Über ein Stufenmodell von der Einbindung ausgewählter Zuweiser einzelner Kliniken zu einer breiten regionalen Umsetzung sollen die Forschungsfragen und Umsetzungsbarrieren schrittweise beantwortet bzw. überwunden werden. Dazu werden vorhandene Strukturen wie der „Runde Tisch Gesundheit“ des Landkreises Vorpommern-Greifswald und das Grypsnet Ärztenetz e.V. aktiv eingebunden.

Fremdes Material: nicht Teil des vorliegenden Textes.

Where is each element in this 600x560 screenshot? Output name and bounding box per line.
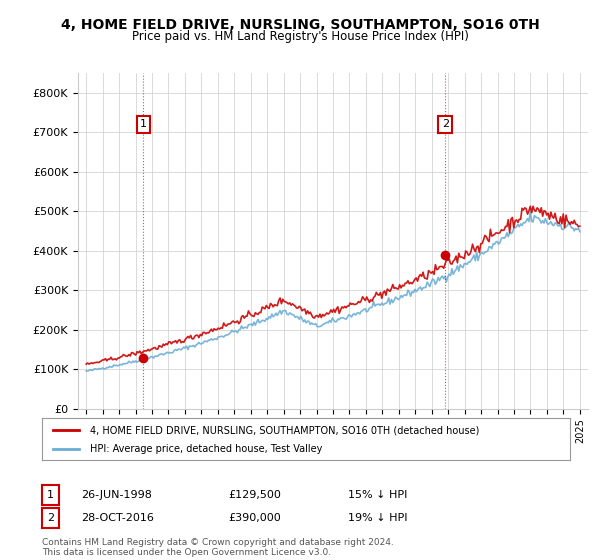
- Text: 2: 2: [47, 513, 54, 523]
- Text: Price paid vs. HM Land Registry's House Price Index (HPI): Price paid vs. HM Land Registry's House …: [131, 30, 469, 43]
- Text: 4, HOME FIELD DRIVE, NURSLING, SOUTHAMPTON, SO16 0TH: 4, HOME FIELD DRIVE, NURSLING, SOUTHAMPT…: [61, 18, 539, 32]
- Text: HPI: Average price, detached house, Test Valley: HPI: Average price, detached house, Test…: [89, 444, 322, 454]
- Text: Contains HM Land Registry data © Crown copyright and database right 2024.
This d: Contains HM Land Registry data © Crown c…: [42, 538, 394, 557]
- Text: 15% ↓ HPI: 15% ↓ HPI: [348, 490, 407, 500]
- Text: 28-OCT-2016: 28-OCT-2016: [81, 513, 154, 523]
- Text: 4, HOME FIELD DRIVE, NURSLING, SOUTHAMPTON, SO16 0TH (detached house): 4, HOME FIELD DRIVE, NURSLING, SOUTHAMPT…: [89, 425, 479, 435]
- Text: 26-JUN-1998: 26-JUN-1998: [81, 490, 152, 500]
- Text: 19% ↓ HPI: 19% ↓ HPI: [348, 513, 407, 523]
- Text: 1: 1: [47, 490, 54, 500]
- Text: £390,000: £390,000: [228, 513, 281, 523]
- Text: £129,500: £129,500: [228, 490, 281, 500]
- Text: 1: 1: [140, 119, 147, 129]
- Text: 2: 2: [442, 119, 449, 129]
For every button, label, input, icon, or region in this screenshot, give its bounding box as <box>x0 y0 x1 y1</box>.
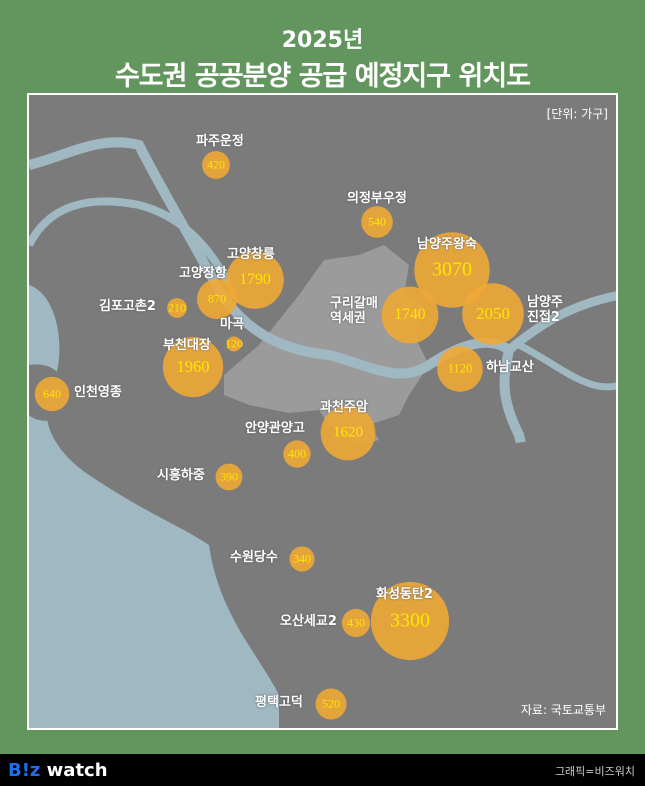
district-bubble <box>414 232 490 308</box>
map: 420 파주운정 540 의정부우정 3070 남양주왕숙 1790 고양창릉 870 고양장항 2… <box>27 93 618 730</box>
district-name: 남양주 진접2 <box>527 295 563 325</box>
district-name: 파주운정 <box>196 134 244 149</box>
west-sea <box>29 285 279 728</box>
district-value: 1740 <box>394 306 426 323</box>
district-name: 시흥하중 <box>157 468 205 483</box>
district-bubble <box>370 581 450 661</box>
district-value: 1620 <box>332 424 364 441</box>
district-value: 1790 <box>239 271 271 288</box>
seoul-area <box>224 245 429 425</box>
district-value: 540 <box>368 214 386 229</box>
district-value: 390 <box>220 469 238 484</box>
district-name: 과천주암 <box>320 400 368 415</box>
district-value: 1960 <box>176 357 210 376</box>
district-value: 3300 <box>390 609 430 632</box>
district-value: 210 <box>168 300 186 315</box>
district-bubble <box>341 608 371 638</box>
map-base <box>29 137 616 728</box>
imjin-river <box>29 197 233 287</box>
district-name: 하남교산 <box>486 360 534 375</box>
district-value: 420 <box>207 157 225 172</box>
district-value: 1120 <box>447 361 473 376</box>
district-bubble <box>162 336 224 398</box>
district-bubble <box>226 336 242 352</box>
district-bubble <box>167 298 187 318</box>
district-bubble <box>196 278 238 320</box>
district-bubble <box>215 463 243 491</box>
district-name: 구리갈매 역세권 <box>330 296 378 326</box>
district-value: 640 <box>43 386 61 401</box>
namhan-river <box>517 341 616 391</box>
incheon-coast <box>89 385 224 475</box>
district-name: 화성동탄2 <box>376 587 433 602</box>
district-name: 평택고덕 <box>255 695 303 710</box>
graphic-credit: 그래픽=비즈워치 <box>554 765 635 778</box>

Ergebnisse: Bisher wurden im Projekt die bisherigen Prozesse und zukünftigen Prozesse idealtypisch beschrieben, mögliche Projektpartner identifiziert und faire Vergütungen basierend auf den derzeitig bekannten Daten erarbeitet und abgestimmt (Plan-Phase). Wesentliche Innovationsbarrieren ergaben sich dabei aus der Frage nach einem fairen Leistungsaustausch, Verantwortlichkeiten, Informationsweitergaben zwischen den Akteuren und der Umsetzung des Vorhabens in Verträge. Zum Vortragszeitpunkt erwarten die Autoren Ergebnisse aus der aktuell anlaufenden Phase der Einführung bei ausgewählten Zuweisern und Kliniken (Do-Phase).

Diskussion: Das prästationäre MRE-Screening hat in der Theorie das Potential erheblich zur Erhöhung der Patientensicherheit beitragen und die Aufwendungen für die Behandlung von MRE-Patienten zu senken. In der Projektumsetzung zeigen sich alle Hindernisse, die der Realisierung in der Praxis bisher entgegengestanden haben. Zum jetzigen Zeitpunkt ist es unklar, ob durch das prästationäre MRE-Screening die erwünschten Effekte erzielt werden können. Wesentliche Innovationsbarrieren konnten jedoch bereits durchbrochen werden.

Praktische Implikationen: Vorangegangene Studien zeigen, dass sich für das stationäre Screening von Risikopatienten und die Behandlung von MRSA-positiven Patienten zusätzliche Kosten ergeben. Wichtigster Kostenfaktor ist die Isolierung von MRSA-Patienten. Sollte sich im Projekt zeigen, dass das Screening skalierbar in in die prästationäre Phase vorverlagert werden kann und dabei zumindest kostenneutral ist, würde dies zu einer erheblichen Entlastung der Patienten, Verbesserung der Patientensicherheit und Effizienzsteigerung führen und die Möglichkeiten zur Bekämpfung von MRE verbessern.